Sermon Illustrations
Life List or Bucket List—Do We Need One?
A life list or a bucket list—the basic idea has been around ever since the fifth century B.C., when Herodotus' History sent Greeks eagerly across the Mediterranean to see Luxor and the pyramids. Phoebe Snetsinger had her "life list." That's what bird watchers call the summation of their years of devotion. Phoebe had long been an enthusiastic birder, but when a doctor gave her a diagnosis of terminal cancer near her 50th birthday, she began traveling to ever more distant and daunting environments to see rare bird species. Meanwhile, her disease went into remission. By the time she died, in 1999, at age 68, she had spotted a then-record 8,400 species, nearly 85 percent of the world's known winged creatures. Her achievement is an admittedly extreme example of what the life list has become in the broader culture: things to experience while you still have time.
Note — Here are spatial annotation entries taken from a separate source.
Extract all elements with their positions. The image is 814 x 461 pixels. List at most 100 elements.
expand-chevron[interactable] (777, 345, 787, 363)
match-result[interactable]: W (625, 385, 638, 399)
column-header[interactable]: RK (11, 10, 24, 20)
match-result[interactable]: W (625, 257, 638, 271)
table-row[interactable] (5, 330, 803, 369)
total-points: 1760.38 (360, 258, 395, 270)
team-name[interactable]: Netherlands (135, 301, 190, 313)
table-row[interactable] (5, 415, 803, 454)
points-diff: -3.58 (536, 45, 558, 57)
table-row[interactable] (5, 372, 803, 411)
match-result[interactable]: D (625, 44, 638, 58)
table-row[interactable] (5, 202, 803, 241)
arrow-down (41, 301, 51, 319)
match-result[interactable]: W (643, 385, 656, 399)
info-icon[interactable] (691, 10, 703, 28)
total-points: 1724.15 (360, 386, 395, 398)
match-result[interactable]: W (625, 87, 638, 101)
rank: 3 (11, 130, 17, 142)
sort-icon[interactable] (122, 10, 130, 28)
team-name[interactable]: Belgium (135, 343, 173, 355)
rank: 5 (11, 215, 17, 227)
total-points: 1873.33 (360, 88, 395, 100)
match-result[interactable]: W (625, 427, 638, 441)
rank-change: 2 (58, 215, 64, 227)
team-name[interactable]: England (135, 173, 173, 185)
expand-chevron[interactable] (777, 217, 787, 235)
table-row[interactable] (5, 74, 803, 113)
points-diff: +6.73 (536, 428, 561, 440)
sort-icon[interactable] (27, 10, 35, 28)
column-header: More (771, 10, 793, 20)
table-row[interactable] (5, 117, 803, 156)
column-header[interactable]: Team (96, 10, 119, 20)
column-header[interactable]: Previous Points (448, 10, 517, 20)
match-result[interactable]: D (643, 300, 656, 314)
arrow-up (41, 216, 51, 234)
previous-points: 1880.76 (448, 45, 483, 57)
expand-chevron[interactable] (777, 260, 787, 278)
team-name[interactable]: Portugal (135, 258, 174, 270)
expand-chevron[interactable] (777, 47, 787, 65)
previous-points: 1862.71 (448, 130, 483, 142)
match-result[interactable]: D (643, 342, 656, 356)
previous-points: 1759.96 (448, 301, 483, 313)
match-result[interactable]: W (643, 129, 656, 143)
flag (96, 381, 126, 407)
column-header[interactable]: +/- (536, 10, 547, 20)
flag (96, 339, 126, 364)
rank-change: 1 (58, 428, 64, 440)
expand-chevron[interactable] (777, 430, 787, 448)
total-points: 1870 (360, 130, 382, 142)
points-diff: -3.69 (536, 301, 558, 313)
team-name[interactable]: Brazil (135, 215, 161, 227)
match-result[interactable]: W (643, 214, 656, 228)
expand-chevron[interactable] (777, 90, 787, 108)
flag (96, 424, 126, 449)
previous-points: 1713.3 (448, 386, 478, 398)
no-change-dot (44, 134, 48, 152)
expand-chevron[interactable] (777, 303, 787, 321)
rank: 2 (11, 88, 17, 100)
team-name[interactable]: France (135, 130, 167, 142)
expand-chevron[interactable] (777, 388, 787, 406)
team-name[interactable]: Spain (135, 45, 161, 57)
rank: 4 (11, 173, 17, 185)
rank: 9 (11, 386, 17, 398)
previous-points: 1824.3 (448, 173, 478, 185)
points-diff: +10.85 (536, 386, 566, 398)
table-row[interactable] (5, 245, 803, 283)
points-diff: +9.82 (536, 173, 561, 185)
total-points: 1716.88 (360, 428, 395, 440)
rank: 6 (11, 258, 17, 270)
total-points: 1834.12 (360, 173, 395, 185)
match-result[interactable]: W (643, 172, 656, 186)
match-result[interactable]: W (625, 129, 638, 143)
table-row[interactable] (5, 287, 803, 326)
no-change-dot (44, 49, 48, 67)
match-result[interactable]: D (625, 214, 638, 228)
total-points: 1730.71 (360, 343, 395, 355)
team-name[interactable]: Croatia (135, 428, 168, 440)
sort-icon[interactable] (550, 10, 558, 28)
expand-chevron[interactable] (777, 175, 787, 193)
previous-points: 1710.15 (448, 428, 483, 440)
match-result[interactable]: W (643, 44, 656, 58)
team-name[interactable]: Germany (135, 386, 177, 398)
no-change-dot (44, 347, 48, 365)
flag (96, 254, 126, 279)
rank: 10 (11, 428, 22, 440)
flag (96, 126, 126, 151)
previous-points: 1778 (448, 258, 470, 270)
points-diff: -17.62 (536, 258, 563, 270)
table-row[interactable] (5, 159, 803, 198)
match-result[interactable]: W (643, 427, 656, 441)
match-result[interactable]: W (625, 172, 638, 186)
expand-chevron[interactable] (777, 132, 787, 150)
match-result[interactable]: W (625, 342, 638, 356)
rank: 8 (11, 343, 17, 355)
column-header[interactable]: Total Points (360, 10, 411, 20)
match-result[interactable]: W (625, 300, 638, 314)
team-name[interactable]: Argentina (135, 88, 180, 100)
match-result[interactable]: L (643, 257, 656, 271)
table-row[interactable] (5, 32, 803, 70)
Others prefer to use "bucket list," a term from the 2007 film in which Jack Nicholson and Morgan Freeman play stricken men who set out to do all the things they've wanted to do before kicking the bucket. The screenwriter, Justin Zackham, says that phrase just happened to be what he called an epic to-do list pinned to his bulletin board. So he used it in the film.
Life list or bucket list? What's on yours? What should be on your list? Or as a Christian bound for a place of infinite glory and joy, do we even need a bucket list?